Cocoa grinders in Ivory Coast cut purchases by 20% as margins shrink
Cocoa grinders in Ivory Coast have voluntarily cut their cocoa bean purchases by 20% since January because of shrinking margins resulting from surging global prices, industry sources said.
The reduction, which is also affecting processing volumes, also follows a drop in local cocoa production that has intensified competition between exporters and processors, according to exporters and grinders who spoke to Reuters.
Five Ivory Coast-based grinders and eight exporters said that beans from the current mid-crop harvest are of lower quality, with reduced fat and butter content, preventing factories from running at full capacity.
Processors are now buying only what they need for immediate use and operating with minimal inventories, abandoning the larger stockpiles held in previous seasons.
"We have, as usual, reserved the mid-crop for grinders, but they bought much less than last year," said a source at the Coffee and Cocoa Council (CCC). "They blame higher global cocoa prices and bean quality, which is more acidic and has less butter."
Butter has become very expensive and sales are slow, said the director of an international export company based in Abidjan.
"There’s no point in continuing to buy very expensive beans to produce butter that sells with difficulty. We had to slow down activity to preserve margins and profitability," he said.

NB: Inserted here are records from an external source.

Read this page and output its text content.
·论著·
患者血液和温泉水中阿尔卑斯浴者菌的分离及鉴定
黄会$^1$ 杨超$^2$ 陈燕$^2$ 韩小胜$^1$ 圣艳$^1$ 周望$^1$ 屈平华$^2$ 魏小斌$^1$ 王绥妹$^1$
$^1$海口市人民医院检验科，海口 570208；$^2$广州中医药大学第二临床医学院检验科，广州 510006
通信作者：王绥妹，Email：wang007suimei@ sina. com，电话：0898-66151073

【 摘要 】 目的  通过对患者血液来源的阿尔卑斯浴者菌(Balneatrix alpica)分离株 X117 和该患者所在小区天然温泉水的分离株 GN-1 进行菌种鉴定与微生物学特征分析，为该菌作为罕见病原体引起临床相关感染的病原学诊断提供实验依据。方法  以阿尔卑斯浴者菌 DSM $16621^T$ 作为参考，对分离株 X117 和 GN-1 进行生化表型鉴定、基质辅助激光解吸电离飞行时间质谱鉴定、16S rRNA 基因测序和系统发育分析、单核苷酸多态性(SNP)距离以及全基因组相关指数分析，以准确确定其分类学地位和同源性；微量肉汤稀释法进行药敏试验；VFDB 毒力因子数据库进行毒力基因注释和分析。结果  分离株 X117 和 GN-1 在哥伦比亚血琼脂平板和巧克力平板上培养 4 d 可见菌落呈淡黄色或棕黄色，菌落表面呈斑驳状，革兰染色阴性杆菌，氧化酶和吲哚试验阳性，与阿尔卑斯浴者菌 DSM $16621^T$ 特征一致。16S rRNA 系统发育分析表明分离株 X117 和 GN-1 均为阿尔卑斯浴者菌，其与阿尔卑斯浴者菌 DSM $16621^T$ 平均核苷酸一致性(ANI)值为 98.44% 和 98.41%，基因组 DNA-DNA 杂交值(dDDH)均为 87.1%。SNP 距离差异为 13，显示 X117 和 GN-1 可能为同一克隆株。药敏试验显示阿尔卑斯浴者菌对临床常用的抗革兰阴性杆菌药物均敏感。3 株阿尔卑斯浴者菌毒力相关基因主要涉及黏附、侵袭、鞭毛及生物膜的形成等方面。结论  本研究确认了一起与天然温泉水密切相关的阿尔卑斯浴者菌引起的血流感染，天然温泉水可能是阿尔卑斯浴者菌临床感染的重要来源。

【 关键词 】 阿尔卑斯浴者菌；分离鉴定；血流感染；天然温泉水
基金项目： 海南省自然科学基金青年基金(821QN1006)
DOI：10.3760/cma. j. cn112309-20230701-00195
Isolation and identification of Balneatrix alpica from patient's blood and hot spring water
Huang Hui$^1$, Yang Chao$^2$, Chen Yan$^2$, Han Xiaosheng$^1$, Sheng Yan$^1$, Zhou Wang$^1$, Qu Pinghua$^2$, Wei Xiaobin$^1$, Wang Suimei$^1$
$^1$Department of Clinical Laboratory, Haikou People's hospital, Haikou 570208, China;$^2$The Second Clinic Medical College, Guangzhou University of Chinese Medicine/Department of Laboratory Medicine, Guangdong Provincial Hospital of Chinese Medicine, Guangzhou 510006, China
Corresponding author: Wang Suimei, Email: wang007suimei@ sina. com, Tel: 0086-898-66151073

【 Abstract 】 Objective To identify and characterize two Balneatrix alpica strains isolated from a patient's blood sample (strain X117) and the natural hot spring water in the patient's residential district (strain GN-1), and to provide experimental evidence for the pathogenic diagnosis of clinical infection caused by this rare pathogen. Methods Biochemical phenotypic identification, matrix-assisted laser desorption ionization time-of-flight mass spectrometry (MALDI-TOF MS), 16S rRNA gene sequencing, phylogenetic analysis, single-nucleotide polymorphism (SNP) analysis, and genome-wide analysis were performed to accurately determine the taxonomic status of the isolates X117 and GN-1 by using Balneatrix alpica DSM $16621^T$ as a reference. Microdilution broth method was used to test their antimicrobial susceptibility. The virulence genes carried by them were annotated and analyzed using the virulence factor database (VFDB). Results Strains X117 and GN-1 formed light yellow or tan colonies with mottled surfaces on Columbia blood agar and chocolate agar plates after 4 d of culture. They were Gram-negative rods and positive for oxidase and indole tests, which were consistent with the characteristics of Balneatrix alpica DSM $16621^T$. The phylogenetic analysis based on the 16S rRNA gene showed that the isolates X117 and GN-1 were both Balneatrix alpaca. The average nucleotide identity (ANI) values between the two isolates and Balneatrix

Ivory Coast, which processes 750,000 metric tons of cocoa annually, has registered a decline in grinding this year, with April and May down 7% and 8.5% respectively, CCC data shows.
The average free fatty acid (FFA) content, typically 1.75%, has spiked to 12% while bean count per 100 grams jumped from between 106 and 110 to 150 in the mid-crop, curbing processing yields further.

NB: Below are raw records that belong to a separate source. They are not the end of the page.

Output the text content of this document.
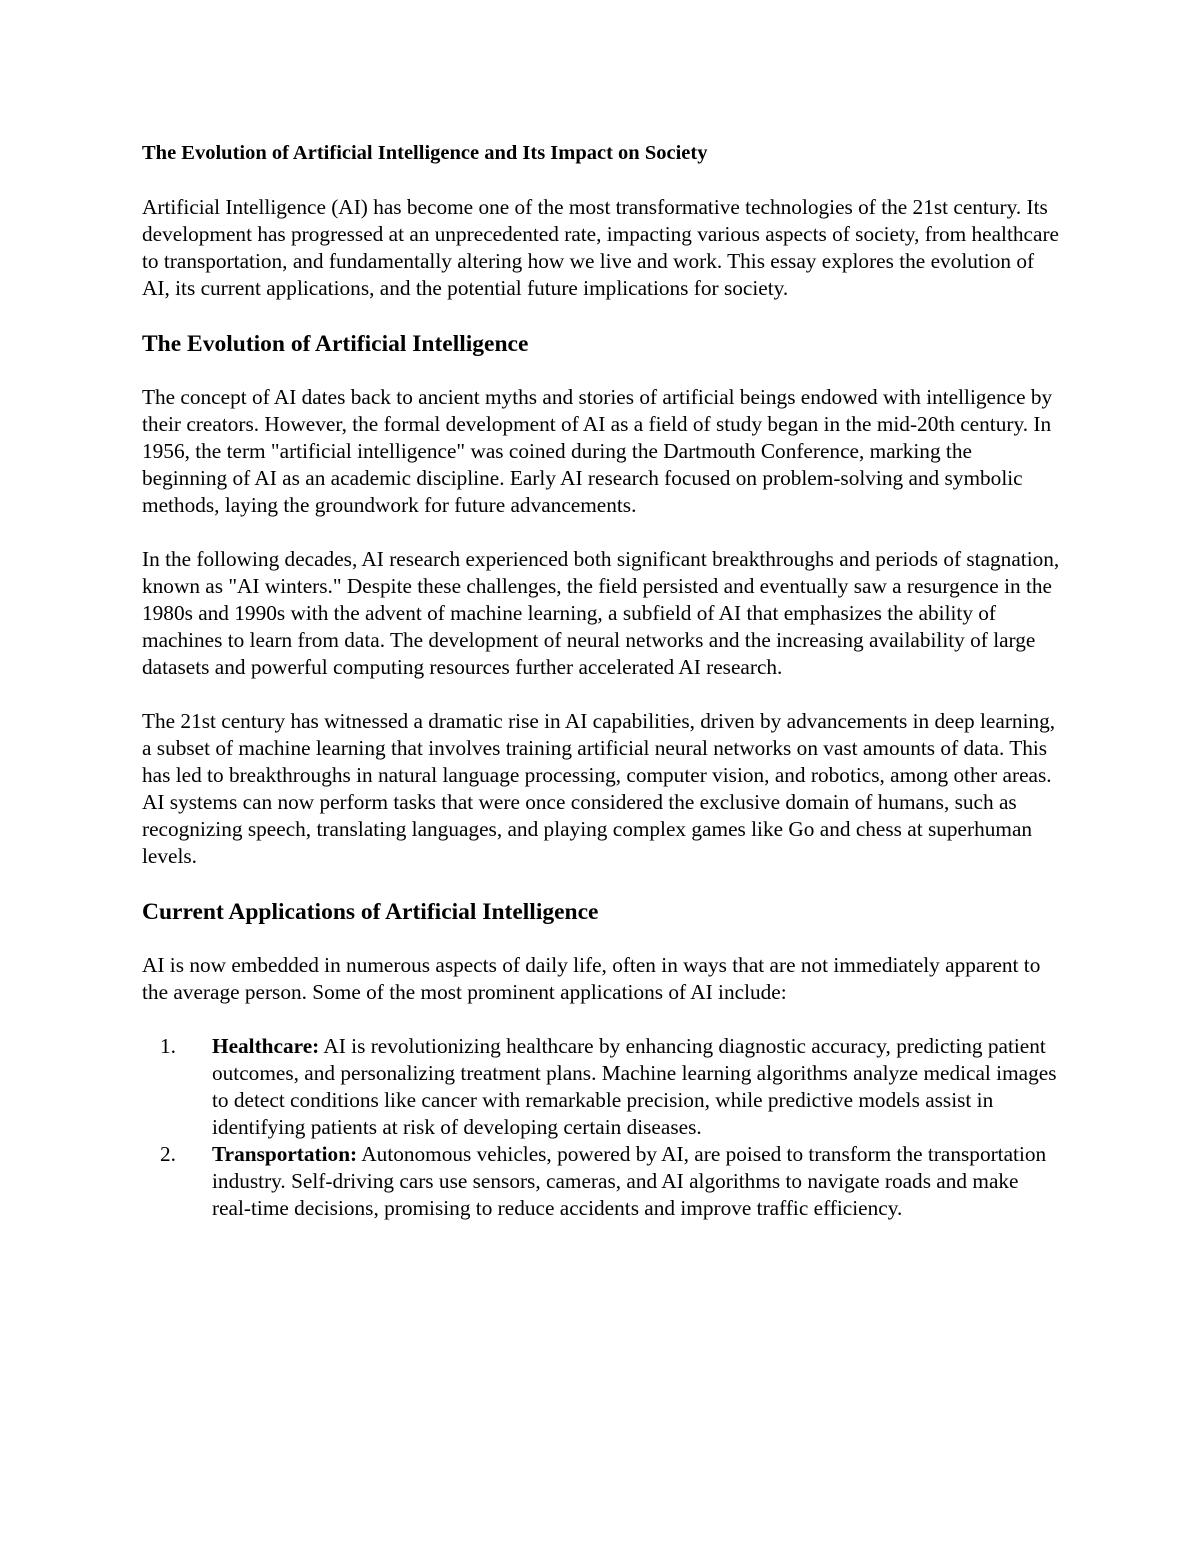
The Evolution of Artificial Intelligence and Its Impact on Society

Artificial Intelligence (AI) has become one of the most transformative technologies of the 21st century. Its development has progressed at an unprecedented rate, impacting various aspects of society, from healthcare to transportation, and fundamentally altering how we live and work. This essay explores the evolution of AI, its current applications, and the potential future implications for society.

The Evolution of Artificial Intelligence

The concept of AI dates back to ancient myths and stories of artificial beings endowed with intelligence by their creators. However, the formal development of AI as a field of study began in the mid-20th century. In 1956, the term "artificial intelligence" was coined during the Dartmouth Conference, marking the beginning of AI as an academic discipline. Early AI research focused on problem-solving and symbolic methods, laying the groundwork for future advancements.

In the following decades, AI research experienced both significant breakthroughs and periods of stagnation, known as "AI winters." Despite these challenges, the field persisted and eventually saw a resurgence in the 1980s and 1990s with the advent of machine learning, a subfield of AI that emphasizes the ability of machines to learn from data. The development of neural networks and the increasing availability of large datasets and powerful computing resources further accelerated AI research.

The 21st century has witnessed a dramatic rise in AI capabilities, driven by advancements in deep learning, a subset of machine learning that involves training artificial neural networks on vast amounts of data. This has led to breakthroughs in natural language processing, computer vision, and robotics, among other areas. AI systems can now perform tasks that were once considered the exclusive domain of humans, such as recognizing speech, translating languages, and playing complex games like Go and chess at superhuman levels.

Current Applications of Artificial Intelligence

AI is now embedded in numerous aspects of daily life, often in ways that are not immediately apparent to the average person. Some of the most prominent applications of AI include:

1. Healthcare: AI is revolutionizing healthcare by enhancing diagnostic accuracy, predicting patient outcomes, and personalizing treatment plans. Machine learning algorithms analyze medical images to detect conditions like cancer with remarkable precision, while predictive models assist in identifying patients at risk of developing certain diseases.
2. Transportation: Autonomous vehicles, powered by AI, are poised to transform the transportation industry. Self-driving cars use sensors, cameras, and AI algorithms to navigate roads and make real-time decisions, promising to reduce accidents and improve traffic efficiency.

Grinders say they are struggling to pass higher costs for beans and processed products to chocolate makers and, ultimately, consumers.
"No one wants to pay more for lower-quality beans," said one processing company executive. "Plus, butter is so expensive that clients buy less and are looking for alternatives."
Another industry player said: "No one has six months of stock like before. We just have stock for a few weeks and process as we go, in reduced quantities."